The other eighty per cent got stuffed back into the cupboard. The sorted pile was twice the size of the unsorted when John Jones called from his car at the top of the road. Kerry grabbed her mobile.
‘I don’t know what you ladies are still playing at, but Mrs P. has turned into the top of the road.’
‘Roger that John, we’re out of here.’
Kerry snapped her phone shut, jumped up and began stuffing the d
ocument scanner into her pack. Lauren kicked the papers around the room, upended the coffee table and stole a couple of DVDs. They were about to step out through the bay window when they spotted Patricia pulling up the driveway in a silver BMW.
‘Tits,’ Kerry said. ‘We’ll have to go out the back.’
The girls sprinted through to the kitchen. Kerry pulled down on the back-door handle, but the door on to the garden was deadlocked, just like the one at the front. Lauren reached across a kitchen cabinet and swung open a window as Patricia Patel screamed at her daughter:
‘Charlotte, no, sharp. Please don’t touch that, baby, it’s broken glass.’
Lauren glided across the kitchen cabinet, passed through the open window and dropped on to the Patels’ shabby back lawn. Kerry followed a couple of seconds later. The garden was surrounded by overgrown bushes and a high wooden fence, which meant the only easy way out was around the side of the house.

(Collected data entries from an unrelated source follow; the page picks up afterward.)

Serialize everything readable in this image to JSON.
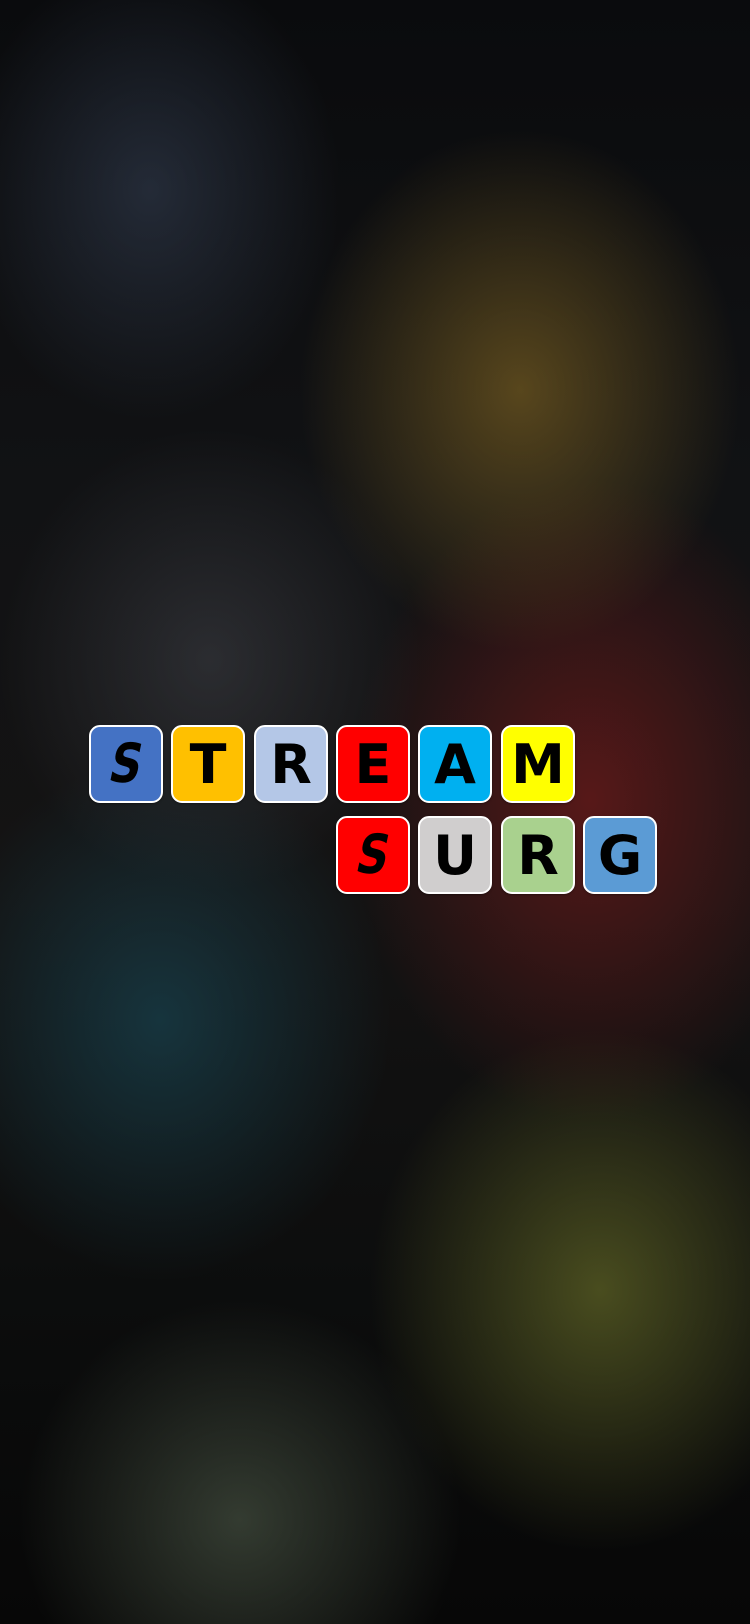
{
  "logo": {
    "row1": [
      {
        "letter": "S",
        "color": "#4472c4"
      },
      {
        "letter": "T",
        "color": "#ffc000"
      },
      {
        "letter": "R",
        "color": "#b4c7e7"
      },
      {
        "letter": "E",
        "color": "#ff0000"
      },
      {
        "letter": "A",
        "color": "#00b0f0"
      },
      {
        "letter": "M",
        "color": "#ffff00"
      }
    ],
    "row2": [
      {
        "letter": "S",
        "color": "#ff0000"
      },
      {
        "letter": "U",
        "color": "#d0cece"
      },
      {
        "letter": "R",
        "color": "#a9d18e"
      },
      {
        "letter": "G",
        "color": "#5b9bd5"
      }
    ]
  }
}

As the girls moved, they could hear Patricia sobbing into a mobile phone. ‘… I don’t know, honey. I daren’t go inside, they might still be in there. I can see paper all over the living-room and I think I heard some noise … OK, I’ll call the police. But you’re coming right home, aren’t you, Michael?’
They poked their heads around the front of the house. The sight of Patricia crying and the bewildered toddler staring up at her mother made both girls feel rotten. Patricia hung up on her husband and dialled 999, as Kerry leaned against the side of the house and whispered to Lauren:
‘I don’t think she’ll chase us. She’s can’t abandon the kid.’
Lauren nodded. ‘OK, let’s run for it.’
The two tracksuit-clad girls sprinted out from the side of the house, passing within a couple of metres of Patricia’s grasp.
‘Oh my god, they’re right here,’ Patricia yelled into the phone, as Lauren and Kerry turned left and began sprinting towards the top of the road. ‘Can you send a car quickly? They’re two girls with long black hair, and they’re running towards the top of Tremaine Road, right now.’
John was parked around the corner in the next street with the back door of the car open. The girls clambered inside.